Periodicity analysis

To check if your Ribo-seq data display a good periodicity, the reads must have been mapped to a reference genome (see previous section). Then, you can use the script src/pipelines/peak_calling.nf to perform a periodicity analysis on your data. The script will display the density of the first mapped position of the reads or the first mapped position of the p-sites in the reads around start or stop codons.

To launch this pipeline, you can type the following commands:

./bin/nextflow src/pipelines/periodicity.nf \
-params-file src/pipelines/periodicity.yml \
-profile <PROFILE> \
-config src/pipelines/periodicity.config

Note that the can be either docker, singularity or psmn.
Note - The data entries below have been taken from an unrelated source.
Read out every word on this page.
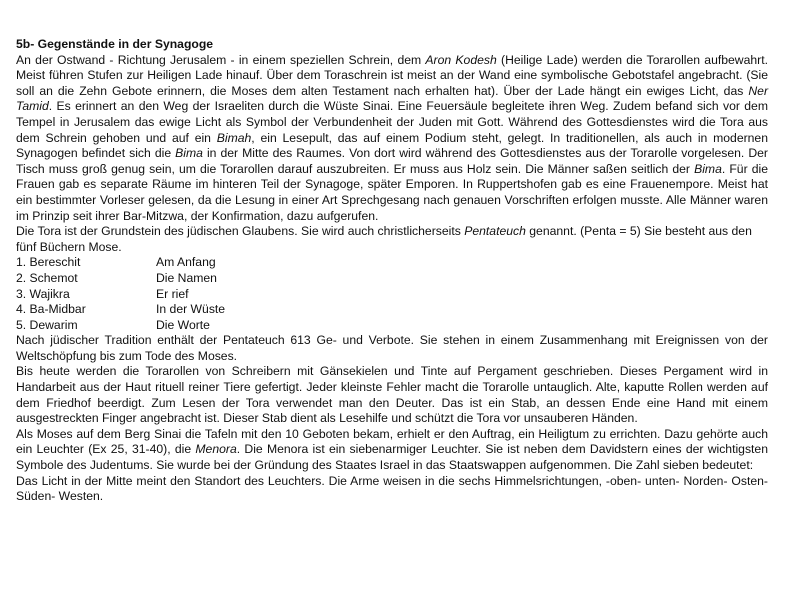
5b- Gegenstände in der Synagoge

An der Ostwand - Richtung Jerusalem - in einem speziellen Schrein, dem Aron Kodesh (Heilige Lade) werden die Torarollen aufbewahrt. Meist führen Stufen zur Heiligen Lade hinauf. Über dem Toraschrein ist meist an der Wand eine symbolische Gebotstafel angebracht. (Sie soll an die Zehn Gebote erinnern, die Moses dem alten Testament nach erhalten hat). Über der Lade hängt ein ewiges Licht, das Ner Tamid. Es erinnert an den Weg der Israeliten durch die Wüste Sinai. Eine Feuersäule begleitete ihren Weg. Zudem befand sich vor dem Tempel in Jerusalem das ewige Licht als Symbol der Verbundenheit der Juden mit Gott. Während des Gottesdienstes wird die Tora aus dem Schrein gehoben und auf ein Bimah, ein Lesepult, das auf einem Podium steht, gelegt. In traditionellen, als auch in modernen Synagogen befindet sich die Bima in der Mitte des Raumes. Von dort wird während des Gottesdienstes aus der Torarolle vorgelesen. Der Tisch muss groß genug sein, um die Torarollen darauf auszubreiten. Er muss aus Holz sein. Die Männer saßen seitlich der Bima. Für die Frauen gab es separate Räume im hinteren Teil der Synagoge, später Emporen. In Ruppertshofen gab es eine Frauenempore. Meist hat ein bestimmter Vorleser gelesen, da die Lesung in einer Art Sprechgesang nach genauen Vorschriften erfolgen musste. Alle Männer waren im Prinzip seit ihrer Bar-Mitzwa, der Konfirmation, dazu aufgerufen.

Die Tora ist der Grundstein des jüdischen Glaubens. Sie wird auch christlicherseits Pentateuch genannt. (Penta = 5) Sie besteht aus den fünf Büchern Mose.

1. Bereschit	Am Anfang
2. Schemot	Die Namen
3. Wajikra	Er rief
4. Ba-Midbar	In der Wüste
5. Dewarim	Die Worte

Nach jüdischer Tradition enthält der Pentateuch 613 Ge- und Verbote. Sie stehen in einem Zusammenhang mit Ereignissen von der Weltschöpfung bis zum Tode des Moses.

Bis heute werden die Torarollen von Schreibern mit Gänsekielen und Tinte auf Pergament geschrieben. Dieses Pergament wird in Handarbeit aus der Haut rituell reiner Tiere gefertigt. Jeder kleinste Fehler macht die Torarolle untauglich. Alte, kaputte Rollen werden auf dem Friedhof beerdigt. Zum Lesen der Tora verwendet man den Deuter. Das ist ein Stab, an dessen Ende eine Hand mit einem ausgestreckten Finger angebracht ist. Dieser Stab dient als Lesehilfe und schützt die Tora vor unsauberen Händen.

Als Moses auf dem Berg Sinai die Tafeln mit den 10 Geboten bekam, erhielt er den Auftrag, ein Heiligtum zu errichten. Dazu gehörte auch ein Leuchter (Ex 25, 31-40), die Menora. Die Menora ist ein siebenarmiger Leuchter. Sie ist neben dem Davidstern eines der wichtigsten Symbole des Judentums. Sie wurde bei der Gründung des Staates Israel in das Staatswappen aufgenommen. Die Zahl sieben bedeutet:

Das Licht in der Mitte meint den Standort des Leuchters. Die Arme weisen in die sechs Himmelsrichtungen, -oben- unten- Norden- Osten- Süden- Westen.
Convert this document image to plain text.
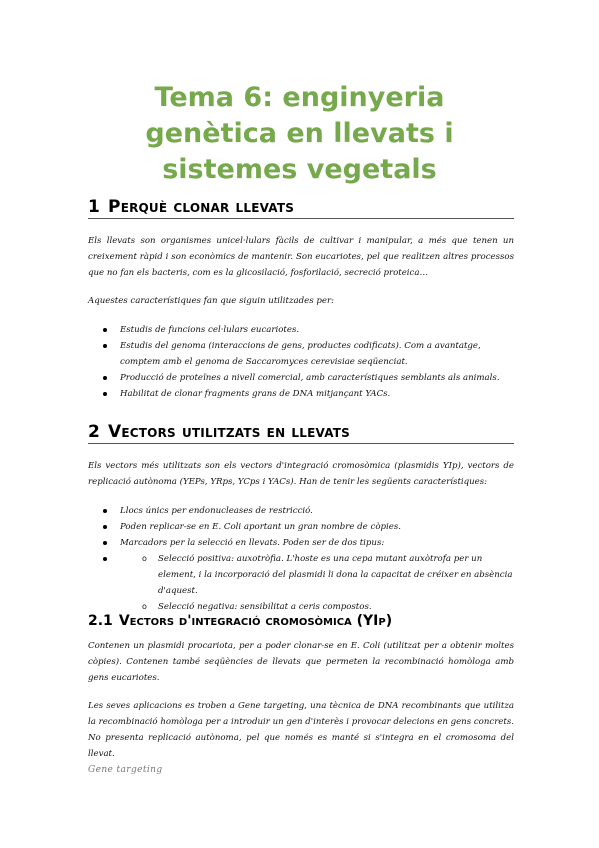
Tema 6: enginyeria
genètica en llevats i
sistemes vegetals
1 Perquè clonar llevats

Els llevats son organismes unicel·lulars fàcils de cultivar i manipular, a més que tenen un creixement ràpid i son econòmics de mantenir. Son eucariotes, pel que realitzen altres processos que no fan els bacteris, com es la glicosilació, fosforilació, secreció proteica…

Aquestes característiques fan que siguin utilitzades per:

Estudis de funcions cel·lulars eucariotes.
Estudis del genoma (interaccions de gens, productes codificats). Com a avantatge, comptem amb el genoma de Saccaromyces cerevisiae seqüenciat.
Producció de proteïnes a nivell comercial, amb característiques semblants als animals.
Habilitat de clonar fragments grans de DNA mitjançant YACs.
2 Vectors utilitzats en llevats

Els vectors més utilitzats son els vectors d'integració cromosòmica (plasmidis YIp), vectors de replicació autònoma (YEPs, YRps, YCps i YACs). Han de tenir les següents característiques:

Llocs únics per endonucleases de restricció.
Poden replicar-se en E. Coli aportant un gran nombre de còpies.
Marcadors per la selecció en llevats. Poden ser de dos tipus:
o Selecció positiva: auxotròfia. L'hoste es una cepa mutant auxòtrofa per un element, i la incorporació del plasmidi li dona la capacitat de créixer en absència d'aquest.
o Selecció negativa: sensibilitat a ceris compostos.
2.1 Vectors d'integració cromosòmica (YIp)

Contenen un plasmidi procariota, per a poder clonar-se en E. Coli (utilitzat per a obtenir moltes còpies). Contenen també seqüències de llevats que permeten la recombinació homòloga amb gens eucariotes.

Les seves aplicacions es troben a Gene targeting, una tècnica de DNA recombinants que utilitza la recombinació homòloga per a introduir un gen d'interès i provocar delecions en gens concrets. No presenta replicació autònoma, pel que només es manté si s'integra en el cromosoma del llevat.

Gene targeting
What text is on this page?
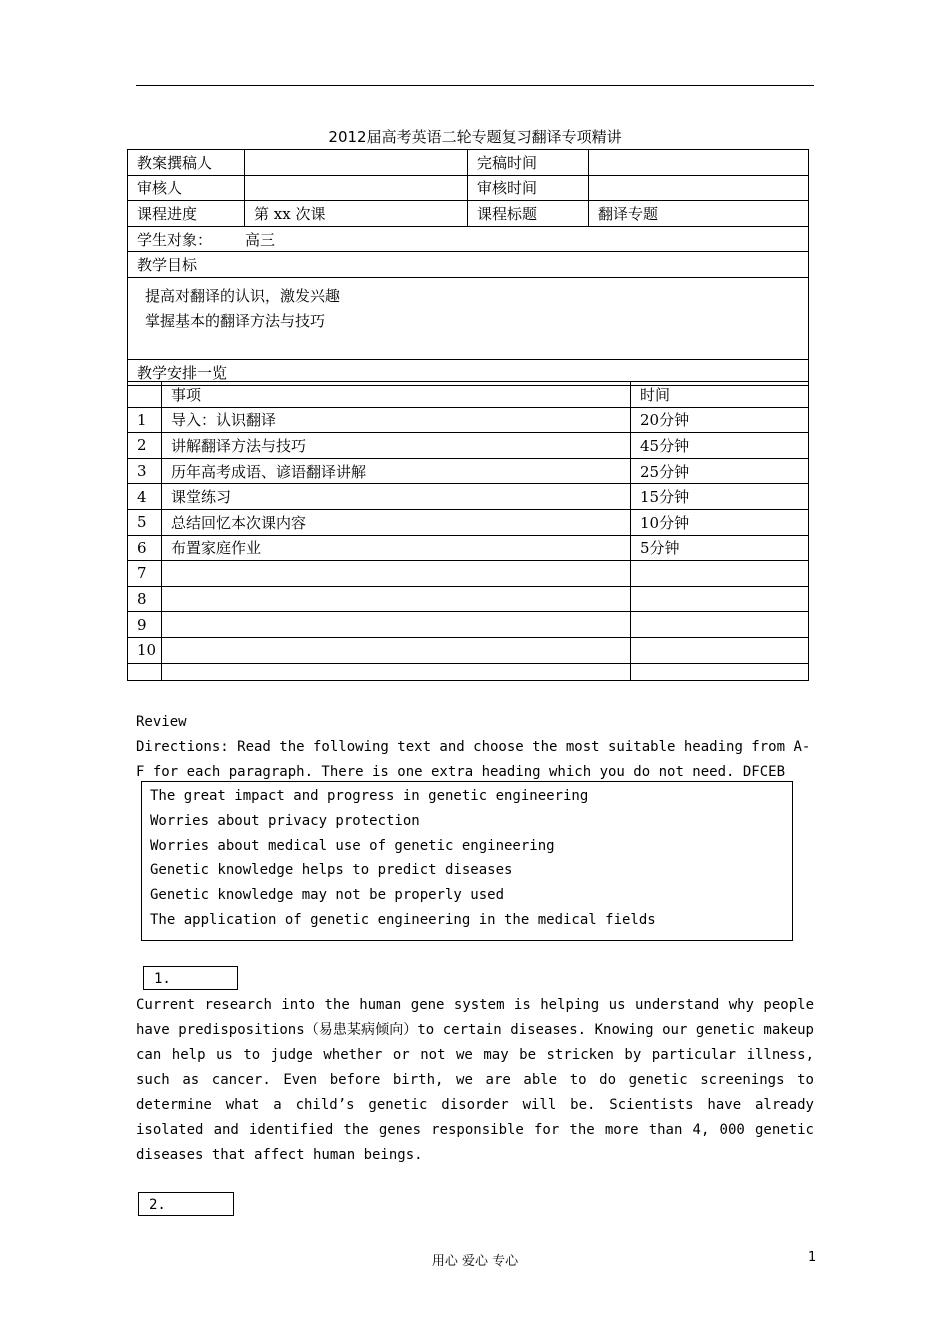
2012届高考英语二轮专题复习翻译专项精讲
教案撰稿人		完稿时间	
审核人		审核时间	
课程进度	第 xx 次课	课程标题	翻译专题
学生对象： 高三			
教学目标			

提高对翻译的认识，激发兴趣
掌握基本的翻译方法与技巧			

教学安排一览			
	事项	时间
1	导入：认识翻译	20分钟
2	讲解翻译方法与技巧	45分钟
3	历年高考成语、谚语翻译讲解	25分钟
4	课堂练习	15分钟
5	总结回忆本次课内容	10分钟
6	布置家庭作业	5分钟
7		
8		
9		
10		

Review
Directions: Read the following text and choose the most suitable heading from A-F for each paragraph. There is one extra heading which you do not need. DFCEB
The great impact and progress in genetic engineering
Worries about privacy protection
Worries about medical use of genetic engineering
Genetic knowledge helps to predict diseases
Genetic knowledge may not be properly used
The application of genetic engineering in the medical fields
1.
Current research into the human gene system is helping us understand why people have predispositions（易患某病倾向）to certain diseases. Knowing our genetic makeup can help us to judge whether or not we may be stricken by particular illness, such as cancer. Even before birth, we are able to do genetic screenings to determine what a child’s genetic disorder will be. Scientists have already isolated and identified the genes responsible for the more than 4, 000 genetic diseases that affect human beings.
2.
用心 爱心 专心	1
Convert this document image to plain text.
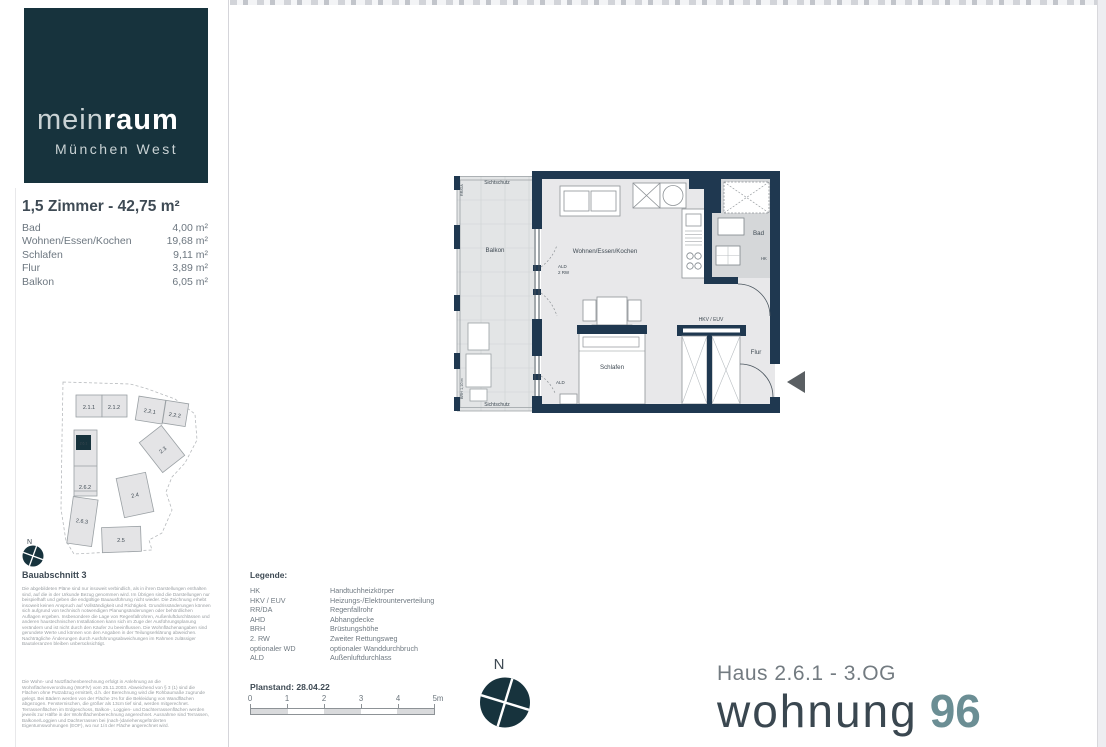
meinraum
München West
1,5 Zimmer - 42,75 m²
Bad	4,00 m²
Wohnen/Essen/Kochen	19,68 m²
Schlafen	9,11 m²
Flur	3,89 m²
Balkon	6,05 m²
2.1.1 2.1.2
2.2.1 2.2.2
2.3
2.4
2.5
2.6.2
2.6.3
2.6.1
N
Bauabschnitt 3

Die abgebildeten Pläne sind nur insoweit verbindlich, als in ihren Darstellungen enthalten sind, auf die in der Urkunde Bezug genommen wird. Im Übrigen sind die Darstellungen nur beispielhaft und geben die endgültige Bauausführung nicht wieder. Die Zeichnung erhebt insoweit keinen Anspruch auf Vollständigkeit und Richtigkeit. Grundrissänderungen können sich aufgrund von technisch notwendigen Planungsänderungen oder behördlichen Auflagen ergeben. Insbesondere die Lage von Regenfallrohren, Außenluftdurchlässen und anderen haustechnischen Installationen kann sich im Zuge der Ausführungsplanung verändern und ist nicht durch den Käufer zu beeinflussen. Die Wohnflächenangaben sind gerundete Werte und können von den Angaben in der Teilungserklärung abweichen. Nachträgliche Änderungen durch Ausführungsabweichungen im Rahmen zulässiger Bautoleranzen bleiben unberücksichtigt.

Die Wohn- und Nutzflächenberechnung erfolgt in Anlehnung an die Wohnflächenverordnung (WoFlV) vom 25.11.2003. Abweichend von § 3 (1) sind die Flächen ohne Putzabzug ermittelt, d.h. der Berechnung wird die Rohbaumaße zugrunde gelegt. Bei Bädern werden von der Fläche 1% für die Bekleidung von Wandflächen abgezogen. Fensternischen, die größer als 13cm tief sind, werden mitgerechnet. Terrassenflächen im Erdgeschoss, Balkon-, Loggien- und Dachterrassenflächen werden jeweils zur Hälfte in der Wohnflächenberechnung angerechnet. Ausnahme sind Terrassen, Balkone/Loggien und Dachterrassen bei (nach-)dariehensgeförderten Eigentumswohnungen (EOF), wo nur 1/4 der Fläche angerechnet wird.

Sichtschutz
Sichtschutz
RR/DA
BRH 1,10 m
Balkon	Wohnen/Essen/Kochen
Schlafen
Bad
HK
Flur
HKV / EUV
ALD
2 RW
ALD
Legende:
HK	Handtuchheizkörper
HKV / EUV	Heizungs-/Elektrounterverteilung
RR/DA	Regenfallrohr
AHD	Abhangdecke
BRH	Brüstungshöhe
2. RW	Zweiter Rettungsweg
optionaler WD	optionaler Wanddurchbruch
ALD	Außenluftdurchlass
Planstand: 28.04.22
0	1	2	3	4	5m
N	Haus 2.6.1 - 3.OG
wohnung 96
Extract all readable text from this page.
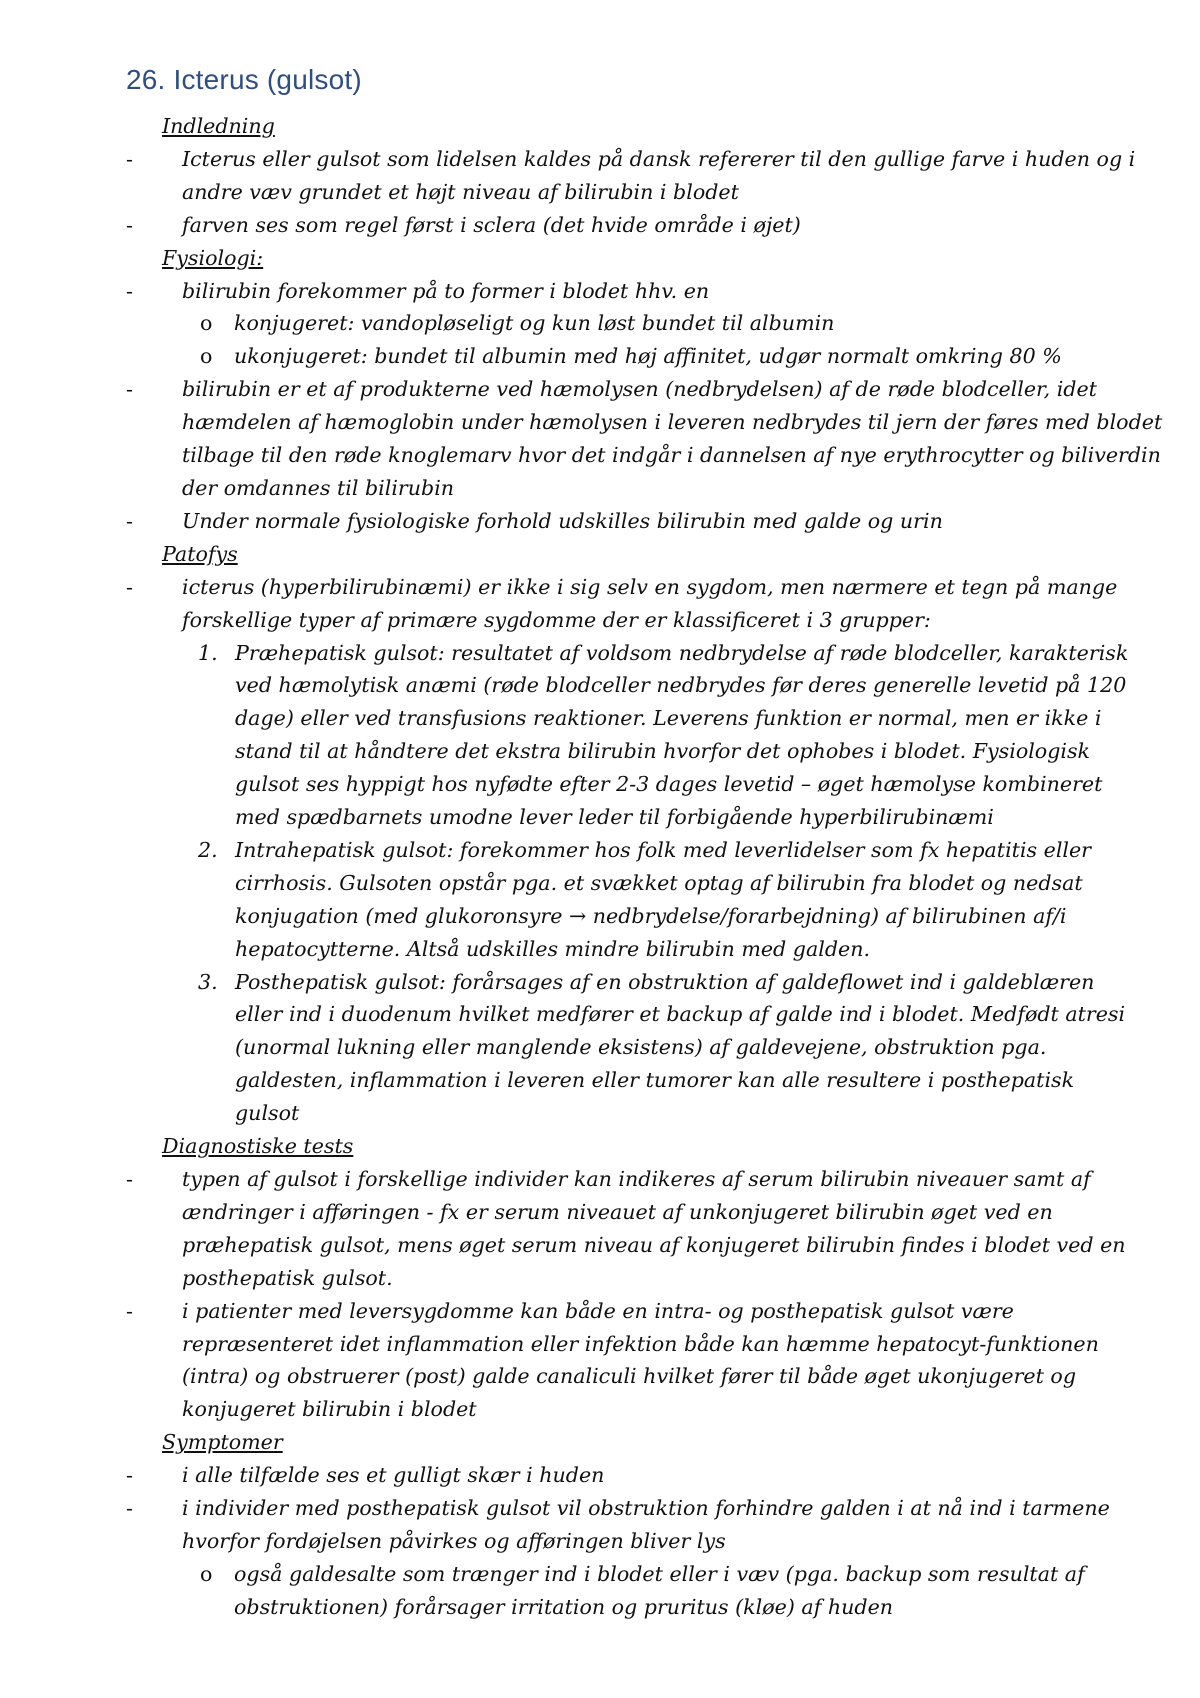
26. Icterus (gulsot)
Indledning
-	Icterus eller gulsot som lidelsen kaldes på dansk refererer til den gullige farve i huden og i
andre væv grundet et højt niveau af bilirubin i blodet
-	farven ses som regel først i sclera (det hvide område i øjet)
Fysiologi:
-	bilirubin forekommer på to former i blodet hhv. en
o konjugeret: vandopløseligt og kun løst bundet til albumin
o ukonjugeret: bundet til albumin med høj affinitet, udgør normalt omkring 80 %
-	bilirubin er et af produkterne ved hæmolysen (nedbrydelsen) af de røde blodceller, idet
hæmdelen af hæmoglobin under hæmolysen i leveren nedbrydes til jern der føres med blodet
tilbage til den røde knoglemarv hvor det indgår i dannelsen af nye erythrocytter og biliverdin
der omdannes til bilirubin
-	Under normale fysiologiske forhold udskilles bilirubin med galde og urin
Patofys
-	icterus (hyperbilirubinæmi) er ikke i sig selv en sygdom, men nærmere et tegn på mange
forskellige typer af primære sygdomme der er klassificeret i 3 grupper:
1. Præhepatisk gulsot: resultatet af voldsom nedbrydelse af røde blodceller, karakterisk
ved hæmolytisk anæmi (røde blodceller nedbrydes før deres generelle levetid på 120
dage) eller ved transfusions reaktioner. Leverens funktion er normal, men er ikke i
stand til at håndtere det ekstra bilirubin hvorfor det ophobes i blodet. Fysiologisk
gulsot ses hyppigt hos nyfødte efter 2-3 dages levetid – øget hæmolyse kombineret
med spædbarnets umodne lever leder til forbigående hyperbilirubinæmi
2. Intrahepatisk gulsot: forekommer hos folk med leverlidelser som fx hepatitis eller
cirrhosis. Gulsoten opstår pga. et svækket optag af bilirubin fra blodet og nedsat
konjugation (med glukoronsyre → nedbrydelse/forarbejdning) af bilirubinen af/i
hepatocytterne. Altså udskilles mindre bilirubin med galden.
3. Posthepatisk gulsot: forårsages af en obstruktion af galdeflowet ind i galdeblæren
eller ind i duodenum hvilket medfører et backup af galde ind i blodet. Medfødt atresi
(unormal lukning eller manglende eksistens) af galdevejene, obstruktion pga.
galdesten, inflammation i leveren eller tumorer kan alle resultere i posthepatisk
gulsot
Diagnostiske tests
-	typen af gulsot i forskellige individer kan indikeres af serum bilirubin niveauer samt af
ændringer i afføringen - fx er serum niveauet af unkonjugeret bilirubin øget ved en
præhepatisk gulsot, mens øget serum niveau af konjugeret bilirubin findes i blodet ved en
posthepatisk gulsot.
-	i patienter med leversygdomme kan både en intra- og posthepatisk gulsot være
repræsenteret idet inflammation eller infektion både kan hæmme hepatocyt-funktionen
(intra) og obstruerer (post) galde canaliculi hvilket fører til både øget ukonjugeret og
konjugeret bilirubin i blodet
Symptomer
-	i alle tilfælde ses et gulligt skær i huden
-	i individer med posthepatisk gulsot vil obstruktion forhindre galden i at nå ind i tarmene
hvorfor fordøjelsen påvirkes og afføringen bliver lys
o også galdesalte som trænger ind i blodet eller i væv (pga. backup som resultat af
obstruktionen) forårsager irritation og pruritus (kløe) af huden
The only file you have to modify is periodicity.yml. The description of every variables you can change is defined in this file.

Peak calling analysis

To perform a peak calling analysis, the reads must have already been mapped to a reference genome (see Mapping to the reference genome section). Then you can use the script src/pipelines/peak_calling.nf to perform peak calling on ribosome profiling data. This script will locate coverage peaks for every genes and then analyse their enrichment in codon or/and amino acids for each samples. It will also seek for common coverage peaks between a control and the others samples.

To launch this pipeline, you can type the following command:

./bin/nextflow src/pipelines/peak_calling.nf \
-params-file src/pipelines/peak_calling.yml \
-profile <PROFILE> \
-config src/pipelines/RibosomeProfiling.config

The only file to modify is src/pipelines/peak_calling.yml. The description of every variables you can change is defined in this file.

Enrichment analysis

This pipeline is an alternative to the Peak calling pipeline. To launch this pipeline, the reads must have already been mapped to a reference genome (see Mapping to the reference genome section) and the periodicy must have been analysed (see Periodicity analysis). Then you can use the script src/pipelines/enrichment.nf to see if some codons/encoded amino acids are enriched or impoverished in the estimated location of P-sites in ribosome footprint reads.

To launch this pipeline, you can type the following command:

./bin/nextflow src/pipelines/enrichment.nf \
-params-file src/pipelines/enrichment.yml \
-profile <PROFILE> \
-config src/pipelines/enrichment.config

The only file to modify is src/pipelines/periodicity.yml. The description of every variables you can change is defined in this file.